Ma alla notizia della sua morte, mi sono sentito anche vuoto. Videla porta con sé nella tomba le informazioni necessarie per sapere dove sono quei bambini e quelle bambine che ancora non conoscono le loro vere famiglie. Ha rubato l’identità a più di 400 persone. Videla  se n’è andato portando con sé il nome dei luoghi in cui sono sepolti tutti quelli che, ancora oggi, vengono cercati dai loro famigliari. Nonne, madri, figli e nipoti, che gli chiedevano che dicesse dove si trovano i resti dei corpi, per poter aver un luogo dove andare a piangerli. Videla porta con sé i nomi dei civili, degli impresari, dei giudici, dei preti cattolici che non solo lo appoggiarono, ma che finanziarono il suo odio.

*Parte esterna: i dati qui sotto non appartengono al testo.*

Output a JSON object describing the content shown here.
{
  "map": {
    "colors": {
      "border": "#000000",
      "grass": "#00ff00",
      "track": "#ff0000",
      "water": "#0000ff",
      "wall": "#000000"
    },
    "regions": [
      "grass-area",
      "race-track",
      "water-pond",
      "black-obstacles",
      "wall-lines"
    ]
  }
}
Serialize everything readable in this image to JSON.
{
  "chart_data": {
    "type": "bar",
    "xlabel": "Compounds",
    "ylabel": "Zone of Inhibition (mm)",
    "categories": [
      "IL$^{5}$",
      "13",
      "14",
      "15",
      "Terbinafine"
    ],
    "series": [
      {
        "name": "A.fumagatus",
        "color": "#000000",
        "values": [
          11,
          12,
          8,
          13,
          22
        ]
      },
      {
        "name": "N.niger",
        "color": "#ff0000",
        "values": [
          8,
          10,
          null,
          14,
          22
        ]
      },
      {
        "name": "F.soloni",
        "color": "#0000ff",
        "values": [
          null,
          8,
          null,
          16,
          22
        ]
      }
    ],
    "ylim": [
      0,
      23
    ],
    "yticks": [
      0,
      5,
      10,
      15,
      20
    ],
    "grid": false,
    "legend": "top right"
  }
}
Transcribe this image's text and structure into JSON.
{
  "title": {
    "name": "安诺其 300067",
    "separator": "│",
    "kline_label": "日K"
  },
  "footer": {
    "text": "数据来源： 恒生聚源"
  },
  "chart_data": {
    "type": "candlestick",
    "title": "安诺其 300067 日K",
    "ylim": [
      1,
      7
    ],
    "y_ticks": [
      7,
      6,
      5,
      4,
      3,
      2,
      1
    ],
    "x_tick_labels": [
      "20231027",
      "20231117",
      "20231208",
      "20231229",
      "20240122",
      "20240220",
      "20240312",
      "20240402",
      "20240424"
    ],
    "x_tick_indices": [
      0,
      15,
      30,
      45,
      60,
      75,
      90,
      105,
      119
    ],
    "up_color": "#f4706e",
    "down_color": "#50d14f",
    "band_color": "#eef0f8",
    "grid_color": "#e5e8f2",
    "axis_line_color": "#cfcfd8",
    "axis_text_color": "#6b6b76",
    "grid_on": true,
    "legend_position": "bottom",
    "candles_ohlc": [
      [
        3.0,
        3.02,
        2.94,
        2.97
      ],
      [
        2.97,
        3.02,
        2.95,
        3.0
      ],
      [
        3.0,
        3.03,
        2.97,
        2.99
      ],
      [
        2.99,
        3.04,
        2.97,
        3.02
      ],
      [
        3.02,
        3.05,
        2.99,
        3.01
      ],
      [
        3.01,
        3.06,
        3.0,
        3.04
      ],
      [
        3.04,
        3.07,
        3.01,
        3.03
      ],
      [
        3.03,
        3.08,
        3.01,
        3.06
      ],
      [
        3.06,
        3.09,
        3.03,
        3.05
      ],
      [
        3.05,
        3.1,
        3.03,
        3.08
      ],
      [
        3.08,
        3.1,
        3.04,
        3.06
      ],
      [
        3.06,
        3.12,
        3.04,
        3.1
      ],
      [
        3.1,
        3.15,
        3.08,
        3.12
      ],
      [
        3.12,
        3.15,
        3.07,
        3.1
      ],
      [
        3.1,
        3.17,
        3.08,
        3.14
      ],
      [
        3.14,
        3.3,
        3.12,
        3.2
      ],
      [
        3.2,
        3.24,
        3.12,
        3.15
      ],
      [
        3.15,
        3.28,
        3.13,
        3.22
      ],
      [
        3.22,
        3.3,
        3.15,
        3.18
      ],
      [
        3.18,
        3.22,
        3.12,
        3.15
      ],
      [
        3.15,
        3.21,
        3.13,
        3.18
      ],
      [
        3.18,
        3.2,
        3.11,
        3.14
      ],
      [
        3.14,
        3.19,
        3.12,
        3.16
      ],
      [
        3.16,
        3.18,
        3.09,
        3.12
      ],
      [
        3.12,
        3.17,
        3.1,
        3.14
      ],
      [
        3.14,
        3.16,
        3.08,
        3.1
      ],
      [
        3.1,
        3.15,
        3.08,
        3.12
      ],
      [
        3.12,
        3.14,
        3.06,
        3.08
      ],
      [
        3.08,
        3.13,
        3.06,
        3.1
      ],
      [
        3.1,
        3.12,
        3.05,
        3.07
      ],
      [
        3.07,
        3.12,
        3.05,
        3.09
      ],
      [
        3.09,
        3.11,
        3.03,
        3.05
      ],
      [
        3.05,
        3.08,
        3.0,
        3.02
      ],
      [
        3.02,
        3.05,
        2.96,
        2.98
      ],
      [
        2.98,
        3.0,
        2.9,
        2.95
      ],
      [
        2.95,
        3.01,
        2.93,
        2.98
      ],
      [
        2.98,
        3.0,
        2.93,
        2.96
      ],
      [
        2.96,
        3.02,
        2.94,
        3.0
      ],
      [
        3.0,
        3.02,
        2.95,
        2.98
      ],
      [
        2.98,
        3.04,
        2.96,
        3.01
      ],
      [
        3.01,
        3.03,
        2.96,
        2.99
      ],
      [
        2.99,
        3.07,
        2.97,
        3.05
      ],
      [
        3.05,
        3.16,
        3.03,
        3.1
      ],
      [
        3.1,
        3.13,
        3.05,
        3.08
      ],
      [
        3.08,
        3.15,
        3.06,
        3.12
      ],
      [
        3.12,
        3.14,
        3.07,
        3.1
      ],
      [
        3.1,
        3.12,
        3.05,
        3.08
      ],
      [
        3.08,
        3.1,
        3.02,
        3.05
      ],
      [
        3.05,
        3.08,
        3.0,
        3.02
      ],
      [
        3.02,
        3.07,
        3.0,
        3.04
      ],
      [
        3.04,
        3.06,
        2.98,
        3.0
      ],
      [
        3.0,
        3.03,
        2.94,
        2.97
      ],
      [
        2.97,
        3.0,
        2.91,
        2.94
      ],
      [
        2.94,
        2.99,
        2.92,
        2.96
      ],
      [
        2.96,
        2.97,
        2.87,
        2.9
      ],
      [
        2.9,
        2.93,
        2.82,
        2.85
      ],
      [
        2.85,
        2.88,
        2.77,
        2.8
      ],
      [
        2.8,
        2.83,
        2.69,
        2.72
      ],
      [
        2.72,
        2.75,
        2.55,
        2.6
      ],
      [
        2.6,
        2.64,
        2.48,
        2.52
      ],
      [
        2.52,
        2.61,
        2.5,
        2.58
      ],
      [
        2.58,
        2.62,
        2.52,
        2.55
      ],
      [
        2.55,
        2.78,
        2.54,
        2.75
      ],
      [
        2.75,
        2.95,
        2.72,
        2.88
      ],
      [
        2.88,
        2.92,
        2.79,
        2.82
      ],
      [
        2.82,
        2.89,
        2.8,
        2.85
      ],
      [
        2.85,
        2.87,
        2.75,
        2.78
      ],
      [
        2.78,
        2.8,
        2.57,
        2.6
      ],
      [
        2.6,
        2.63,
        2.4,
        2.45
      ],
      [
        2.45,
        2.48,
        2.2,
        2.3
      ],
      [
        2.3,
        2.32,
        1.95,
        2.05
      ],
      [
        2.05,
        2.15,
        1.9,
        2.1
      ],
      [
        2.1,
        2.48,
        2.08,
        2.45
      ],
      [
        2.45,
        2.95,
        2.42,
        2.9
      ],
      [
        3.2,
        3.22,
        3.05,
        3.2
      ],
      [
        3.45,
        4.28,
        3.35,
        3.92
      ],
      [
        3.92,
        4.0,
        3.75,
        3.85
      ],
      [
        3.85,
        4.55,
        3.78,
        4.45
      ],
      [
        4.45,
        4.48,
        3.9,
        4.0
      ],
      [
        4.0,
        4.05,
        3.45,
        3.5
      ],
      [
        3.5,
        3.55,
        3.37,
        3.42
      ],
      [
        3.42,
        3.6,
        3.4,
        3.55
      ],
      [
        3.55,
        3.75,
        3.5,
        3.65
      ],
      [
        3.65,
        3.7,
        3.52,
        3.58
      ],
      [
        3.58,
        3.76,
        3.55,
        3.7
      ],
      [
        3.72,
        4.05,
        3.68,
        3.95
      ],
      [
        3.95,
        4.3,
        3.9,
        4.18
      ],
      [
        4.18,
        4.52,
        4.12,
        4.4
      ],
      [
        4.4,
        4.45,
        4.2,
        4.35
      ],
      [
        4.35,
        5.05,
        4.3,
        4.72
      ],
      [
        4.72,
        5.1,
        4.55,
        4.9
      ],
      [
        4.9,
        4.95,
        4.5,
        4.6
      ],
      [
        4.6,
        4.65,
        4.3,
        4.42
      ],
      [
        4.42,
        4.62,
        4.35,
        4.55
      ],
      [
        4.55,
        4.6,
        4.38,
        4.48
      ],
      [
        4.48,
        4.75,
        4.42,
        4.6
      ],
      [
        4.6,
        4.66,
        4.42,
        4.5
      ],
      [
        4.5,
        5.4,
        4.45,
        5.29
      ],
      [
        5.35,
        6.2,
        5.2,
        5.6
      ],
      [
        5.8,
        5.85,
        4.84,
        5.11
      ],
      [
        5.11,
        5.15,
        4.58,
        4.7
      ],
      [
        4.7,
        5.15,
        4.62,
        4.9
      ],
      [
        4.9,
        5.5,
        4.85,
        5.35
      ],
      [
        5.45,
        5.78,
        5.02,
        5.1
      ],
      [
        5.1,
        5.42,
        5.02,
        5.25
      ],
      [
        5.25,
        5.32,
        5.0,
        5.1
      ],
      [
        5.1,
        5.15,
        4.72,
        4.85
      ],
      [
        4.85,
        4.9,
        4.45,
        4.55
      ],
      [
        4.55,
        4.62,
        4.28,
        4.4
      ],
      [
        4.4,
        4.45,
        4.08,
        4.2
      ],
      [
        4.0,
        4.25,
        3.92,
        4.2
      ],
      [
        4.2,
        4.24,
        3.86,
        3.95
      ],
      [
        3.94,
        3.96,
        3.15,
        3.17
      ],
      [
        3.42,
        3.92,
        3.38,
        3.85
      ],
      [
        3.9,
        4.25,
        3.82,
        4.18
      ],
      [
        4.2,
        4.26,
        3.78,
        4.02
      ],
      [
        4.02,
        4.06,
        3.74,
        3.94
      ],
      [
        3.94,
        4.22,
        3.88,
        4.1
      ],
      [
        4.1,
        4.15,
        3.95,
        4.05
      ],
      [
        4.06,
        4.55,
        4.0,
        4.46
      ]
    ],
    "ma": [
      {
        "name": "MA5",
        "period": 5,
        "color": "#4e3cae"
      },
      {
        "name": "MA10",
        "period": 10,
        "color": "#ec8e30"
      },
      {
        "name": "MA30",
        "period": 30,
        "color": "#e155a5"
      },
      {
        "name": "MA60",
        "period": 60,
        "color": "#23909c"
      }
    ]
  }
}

Videla è morto rivendicando quello che ha fatto. Videla non si pentì mai. E per questo che non è possibile riconciliarsi con quella parte della storia argentina, come chiedono e persino esigono i settori più conservatori e reazionari del Paese. Alcuni, quando vennero a sapere la notizia, dissero che era morto l’ex-dittatore. Io non credo che questa sia la maniera appropriata per designarlo. Il prefisso “ex” allude a qualcosa che era e ora non è più. Al contrario, Videla fu, è  e sarà un miserabile genocida”.

Serena Avezza

@twitTagli

[1]Nunca más” (Mai più) è un’espressione che oggi si usa per indicare il ripudio del Processo di Riorganizzazione Nazionale (così si autodefiniva la dittatura) messo in atto da Videla. Il motto ha origine dal titolo del rapporto della commissione internazionale  che indagò sui casi dei desaparecidos.

[2] Juan Domingo Perón è stato presidente dell’Argentina dal 1946 al 1955, quando il suo governo fu rovesciato da un colpo di stato militare. Rieletto alla stessa carica nel 1973, morì l’anno successivo e fu sostituito dalla terza moglie (e vicepresidente) Isabel Martínez de Perón.